The remains of a giant segment of a Chinese rocket crash-landed in the Atlantic Ocean this week, representing the most significant uncontrolled descent of a piece of human-made space debris in decades.
The core stage of a Chinese Long March 5B (CZ–5B) rocket, which was successfully launched on May 5, spent several days in orbit as part of its mission, before re-entering Earth's atmosphere and falling to Earth, splashing down in ocean waters off the west coast of Mauritania in northwest Africa.
The descent, which was eventually confirmed by the 18th Space Control Squadron, a unit of the US Air Force, was notable not just for its huge mass, but also for the extent of the window of uncontrolled descent, which had space-object trackers guessing just where and when the out-of-control rocket would eventually land.
"At 17.8 tonnes, it is the most massive object to make an uncontrolled reentry since the 39-tonne Salyut–7 in 1991, unless you count OV–102 Columbia in 2003," tweeted astronomer Jonathan McDowell from the Harvard-Smithsonian Centre for Astrophysics.
While the de-orbiting of the CZ–5B rocket might have been uncontrolled, it was not unplanned. Throughout history, space launches have entailed vast amounts of spacecraft and components re-entering Earth's atmosphere as debris, sometimes in controlled or partially controlled manoeuvres, but often in uncontrolled descents.
Even so, McDowell says the fall of the CZ–5B was an unusual event. "I've never seen a major reentry pass directly over so many major conurbations!" he tweeted.
Thankfully, the parts of the 30-metre-long (98 ft) core stage that didn't burn up during re-entry, also didn't end up falling on inhabited land. This was considered a vague possibility, with observers guessing the rocket's remains might potentially land in Australia, US, or Africa.
Updated SpaceTrack reentry prediction for CZ-5B core stage: between 1330 UTC and 1730 UTC May 11. Orbit is 139 x 162 km. Potential reentry zones include Australia, USA, Africa, and lots of ocean. pic.twitter.com/0kkNsaHfH1
— Jonathan McDowell (@planet4589) May 11, 2020
While such an eventuality could almost certainly involve a loss of life, such an incident is generally considered unlikely, given how much of Earth's surface constitutes uninhabited land or ocean. In any case, McDowell downplays the dangers.
"For a large object like this, dense pieces like parts of the rocket engines could survive reentry and crash to Earth," McDowell told CNN.
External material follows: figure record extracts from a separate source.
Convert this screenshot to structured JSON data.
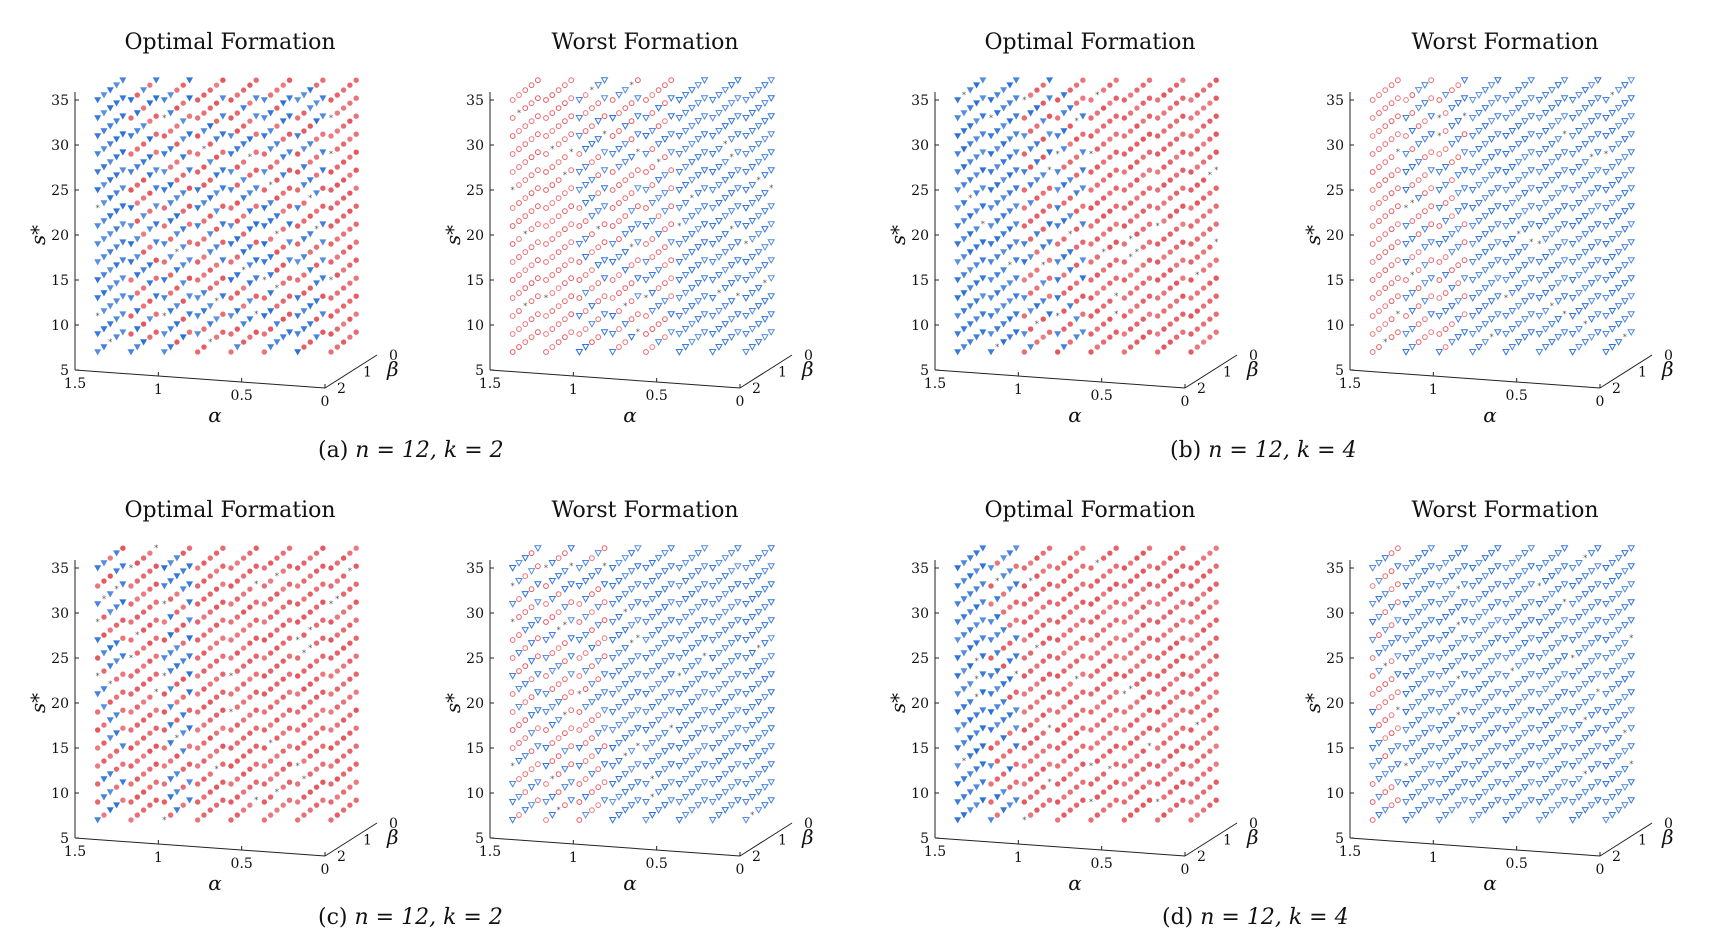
{
  "captions": [
    {
      "label": "(a)",
      "math": "n = 12, k = 2"
    },
    {
      "label": "(b)",
      "math": "n = 12, k = 4"
    },
    {
      "label": "(c)",
      "math": "n = 12, k = 2"
    },
    {
      "label": "(d)",
      "math": "n = 12, k = 4"
    }
  ],
  "chart_data": [
    {
      "panel": "a",
      "type": "scatter",
      "subtype": "3d-scatter",
      "title": "Optimal Formation",
      "xlabel": "α",
      "ylabel": "s*",
      "zlabel": "β",
      "alpha_ticks": [
        "1.5",
        "1",
        "0.5",
        "0"
      ],
      "s_ticks": [
        "5",
        "10",
        "15",
        "20",
        "25",
        "30",
        "35"
      ],
      "beta_ticks": [
        "0",
        "1",
        "2"
      ],
      "alpha_range": [
        0,
        1.5
      ],
      "s_range": [
        5,
        35
      ],
      "beta_range": [
        0,
        2
      ],
      "marker_style": "filled",
      "alpha_columns": [
        1.4,
        1.2,
        1.0,
        0.8,
        0.6,
        0.4,
        0.2,
        0.0
      ],
      "column_marker": [
        "triangle",
        "mixed",
        "mixed",
        "mixed",
        "mixed",
        "mixed",
        "mixed",
        "circle"
      ],
      "colors": {
        "circle": "#e5555c",
        "triangle": "#2a6fd9",
        "star": "#555555"
      }
    },
    {
      "panel": "a",
      "type": "scatter",
      "subtype": "3d-scatter",
      "title": "Worst Formation",
      "xlabel": "α",
      "ylabel": "s*",
      "zlabel": "β",
      "alpha_ticks": [
        "1.5",
        "1",
        "0.5",
        "0"
      ],
      "s_ticks": [
        "5",
        "10",
        "15",
        "20",
        "25",
        "30",
        "35"
      ],
      "beta_ticks": [
        "0",
        "1",
        "2"
      ],
      "alpha_range": [
        0,
        1.5
      ],
      "s_range": [
        5,
        35
      ],
      "beta_range": [
        0,
        2
      ],
      "marker_style": "open",
      "alpha_columns": [
        1.4,
        1.2,
        1.0,
        0.8,
        0.6,
        0.4,
        0.2,
        0.0
      ],
      "column_marker": [
        "circle",
        "circle",
        "mixed",
        "mixed",
        "mixed",
        "triangle",
        "triangle",
        "triangle"
      ],
      "colors": {
        "circle": "#e5555c",
        "triangle": "#2a6fd9",
        "star": "#555555"
      }
    },
    {
      "panel": "b",
      "type": "scatter",
      "subtype": "3d-scatter",
      "title": "Optimal Formation",
      "xlabel": "α",
      "ylabel": "s*",
      "zlabel": "β",
      "alpha_ticks": [
        "1.5",
        "1",
        "0.5",
        "0"
      ],
      "s_ticks": [
        "5",
        "10",
        "15",
        "20",
        "25",
        "30",
        "35"
      ],
      "beta_ticks": [
        "0",
        "1",
        "2"
      ],
      "alpha_range": [
        0,
        1.5
      ],
      "s_range": [
        5,
        35
      ],
      "beta_range": [
        0,
        2
      ],
      "marker_style": "filled",
      "alpha_columns": [
        1.4,
        1.2,
        1.0,
        0.8,
        0.6,
        0.4,
        0.2,
        0.0
      ],
      "column_marker": [
        "triangle",
        "triangle",
        "mixed",
        "mixed",
        "circle",
        "circle",
        "circle",
        "circle"
      ],
      "colors": {
        "circle": "#e5555c",
        "triangle": "#2a6fd9",
        "star": "#555555"
      }
    },
    {
      "panel": "b",
      "type": "scatter",
      "subtype": "3d-scatter",
      "title": "Worst Formation",
      "xlabel": "α",
      "ylabel": "s*",
      "zlabel": "β",
      "alpha_ticks": [
        "1.5",
        "1",
        "0.5",
        "0"
      ],
      "s_ticks": [
        "5",
        "10",
        "15",
        "20",
        "25",
        "30",
        "35"
      ],
      "beta_ticks": [
        "0",
        "1",
        "2"
      ],
      "alpha_range": [
        0,
        1.5
      ],
      "s_range": [
        5,
        35
      ],
      "beta_range": [
        0,
        2
      ],
      "marker_style": "open",
      "alpha_columns": [
        1.4,
        1.2,
        1.0,
        0.8,
        0.6,
        0.4,
        0.2,
        0.0
      ],
      "column_marker": [
        "circle",
        "mixed",
        "mixed",
        "triangle",
        "triangle",
        "triangle",
        "triangle",
        "triangle"
      ],
      "colors": {
        "circle": "#e5555c",
        "triangle": "#2a6fd9",
        "star": "#555555"
      }
    },
    {
      "panel": "c",
      "type": "scatter",
      "subtype": "3d-scatter",
      "title": "Optimal Formation",
      "xlabel": "α",
      "ylabel": "s*",
      "zlabel": "β",
      "alpha_ticks": [
        "1.5",
        "1",
        "0.5",
        "0"
      ],
      "s_ticks": [
        "5",
        "10",
        "15",
        "20",
        "25",
        "30",
        "35"
      ],
      "beta_ticks": [
        "0",
        "1",
        "2"
      ],
      "alpha_range": [
        0,
        1.5
      ],
      "s_range": [
        5,
        35
      ],
      "beta_range": [
        0,
        2
      ],
      "marker_style": "filled",
      "alpha_columns": [
        1.4,
        1.2,
        1.0,
        0.8,
        0.6,
        0.4,
        0.2,
        0.0
      ],
      "column_marker": [
        "mixed",
        "circle",
        "mixed",
        "circle",
        "circle",
        "circle",
        "circle",
        "circle"
      ],
      "colors": {
        "circle": "#e5555c",
        "triangle": "#2a6fd9",
        "star": "#555555"
      }
    },
    {
      "panel": "c",
      "type": "scatter",
      "subtype": "3d-scatter",
      "title": "Worst Formation",
      "xlabel": "α",
      "ylabel": "s*",
      "zlabel": "β",
      "alpha_ticks": [
        "1.5",
        "1",
        "0.5",
        "0"
      ],
      "s_ticks": [
        "5",
        "10",
        "15",
        "20",
        "25",
        "30",
        "35"
      ],
      "beta_ticks": [
        "0",
        "1",
        "2"
      ],
      "alpha_range": [
        0,
        1.5
      ],
      "s_range": [
        5,
        35
      ],
      "beta_range": [
        0,
        2
      ],
      "marker_style": "open",
      "alpha_columns": [
        1.4,
        1.2,
        1.0,
        0.8,
        0.6,
        0.4,
        0.2,
        0.0
      ],
      "column_marker": [
        "mixed",
        "mixed",
        "mixed",
        "triangle",
        "triangle",
        "triangle",
        "triangle",
        "triangle"
      ],
      "colors": {
        "circle": "#e5555c",
        "triangle": "#2a6fd9",
        "star": "#555555"
      }
    },
    {
      "panel": "d",
      "type": "scatter",
      "subtype": "3d-scatter",
      "title": "Optimal Formation",
      "xlabel": "α",
      "ylabel": "s*",
      "zlabel": "β",
      "alpha_ticks": [
        "1.5",
        "1",
        "0.5",
        "0"
      ],
      "s_ticks": [
        "5",
        "10",
        "15",
        "20",
        "25",
        "30",
        "35"
      ],
      "beta_ticks": [
        "0",
        "1",
        "2"
      ],
      "alpha_range": [
        0,
        1.5
      ],
      "s_range": [
        5,
        35
      ],
      "beta_range": [
        0,
        2
      ],
      "marker_style": "filled",
      "alpha_columns": [
        1.4,
        1.2,
        1.0,
        0.8,
        0.6,
        0.4,
        0.2,
        0.0
      ],
      "column_marker": [
        "triangle",
        "mixed",
        "circle",
        "circle",
        "circle",
        "circle",
        "circle",
        "circle"
      ],
      "colors": {
        "circle": "#e5555c",
        "triangle": "#2a6fd9",
        "star": "#555555"
      }
    },
    {
      "panel": "d",
      "type": "scatter",
      "subtype": "3d-scatter",
      "title": "Worst Formation",
      "xlabel": "α",
      "ylabel": "s*",
      "zlabel": "β",
      "alpha_ticks": [
        "1.5",
        "1",
        "0.5",
        "0"
      ],
      "s_ticks": [
        "5",
        "10",
        "15",
        "20",
        "25",
        "30",
        "35"
      ],
      "beta_ticks": [
        "0",
        "1",
        "2"
      ],
      "alpha_range": [
        0,
        1.5
      ],
      "s_range": [
        5,
        35
      ],
      "beta_range": [
        0,
        2
      ],
      "marker_style": "open",
      "alpha_columns": [
        1.4,
        1.2,
        1.0,
        0.8,
        0.6,
        0.4,
        0.2,
        0.0
      ],
      "column_marker": [
        "mixed",
        "triangle",
        "triangle",
        "triangle",
        "triangle",
        "triangle",
        "triangle",
        "triangle"
      ],
      "colors": {
        "circle": "#e5555c",
        "triangle": "#2a6fd9",
        "star": "#555555"
      }
    }
  ]
}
"Once they reach the lower atmosphere they are travelling relatively slowly, so worst case is they could take out a house."
The CZ–5B launched last week to transport an experimental prototype spacecraft into orbit, called the Chinese next-generation crewed spacecraft, which successfully landed back on Earth after a couple of days of testing in orbit.
"The successful landing of the new spacecraft from a high orbit also shows China is serious about sending astronauts beyond low Earth orbit - something only NASA has achieved - and eventually sending its astronauts to the Moon," SpaceNews reporter Andrew Jones told AFP.